Il Consiglio federale deve fare di più per promuovere il ricorso a manodopera indigena, alla luce dell'approvazione dell'iniziativa contro l'immigrazione di massa che prevede di dare la precedenza ai residenti. A chiederlo sono due mozioni dei gruppi PPD e PBD, accolte oggi (martedì) dal Nazionale. Gli Stati avevano già espresso parere analogo.

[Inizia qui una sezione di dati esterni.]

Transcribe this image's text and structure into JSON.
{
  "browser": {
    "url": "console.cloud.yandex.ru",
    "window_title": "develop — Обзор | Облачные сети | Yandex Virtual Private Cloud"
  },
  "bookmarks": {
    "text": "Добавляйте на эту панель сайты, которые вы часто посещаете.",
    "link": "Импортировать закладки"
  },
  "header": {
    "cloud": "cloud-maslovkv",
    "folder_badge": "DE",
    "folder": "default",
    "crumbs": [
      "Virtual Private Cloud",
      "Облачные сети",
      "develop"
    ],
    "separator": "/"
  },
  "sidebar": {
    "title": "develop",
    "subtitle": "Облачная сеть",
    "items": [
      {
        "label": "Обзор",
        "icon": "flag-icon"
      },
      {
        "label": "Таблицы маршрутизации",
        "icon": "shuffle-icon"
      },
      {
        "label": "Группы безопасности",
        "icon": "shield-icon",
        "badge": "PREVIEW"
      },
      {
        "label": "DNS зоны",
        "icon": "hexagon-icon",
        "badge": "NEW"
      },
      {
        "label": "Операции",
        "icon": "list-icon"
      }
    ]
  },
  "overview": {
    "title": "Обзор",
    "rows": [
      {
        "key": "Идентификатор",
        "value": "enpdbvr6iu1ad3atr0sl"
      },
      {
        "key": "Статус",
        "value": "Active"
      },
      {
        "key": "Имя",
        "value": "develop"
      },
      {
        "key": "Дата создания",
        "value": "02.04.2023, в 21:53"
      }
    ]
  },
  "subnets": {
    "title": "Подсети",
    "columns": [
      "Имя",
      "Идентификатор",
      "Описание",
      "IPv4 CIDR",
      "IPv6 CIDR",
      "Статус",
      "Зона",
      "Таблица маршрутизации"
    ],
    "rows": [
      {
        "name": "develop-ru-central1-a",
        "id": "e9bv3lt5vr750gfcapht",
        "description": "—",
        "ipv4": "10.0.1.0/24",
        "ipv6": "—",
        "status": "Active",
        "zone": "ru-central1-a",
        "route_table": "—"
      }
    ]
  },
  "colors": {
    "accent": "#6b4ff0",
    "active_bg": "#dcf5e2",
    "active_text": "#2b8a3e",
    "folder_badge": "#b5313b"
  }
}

In aula è stata una pioggia di critiche all'indirizzo del ministro dell'economia Johann Schneider-Ammann: il mondo economico, è stato ribadito da più fronti, non ha dato dimostrazione di agire in questo senso di sua spontanea volontà e con sufficiente decisione, ma i piani del Governo in questo ambito, risalenti al 2011, non sono a loro volta soddisfacenti e mancano di dinamismo.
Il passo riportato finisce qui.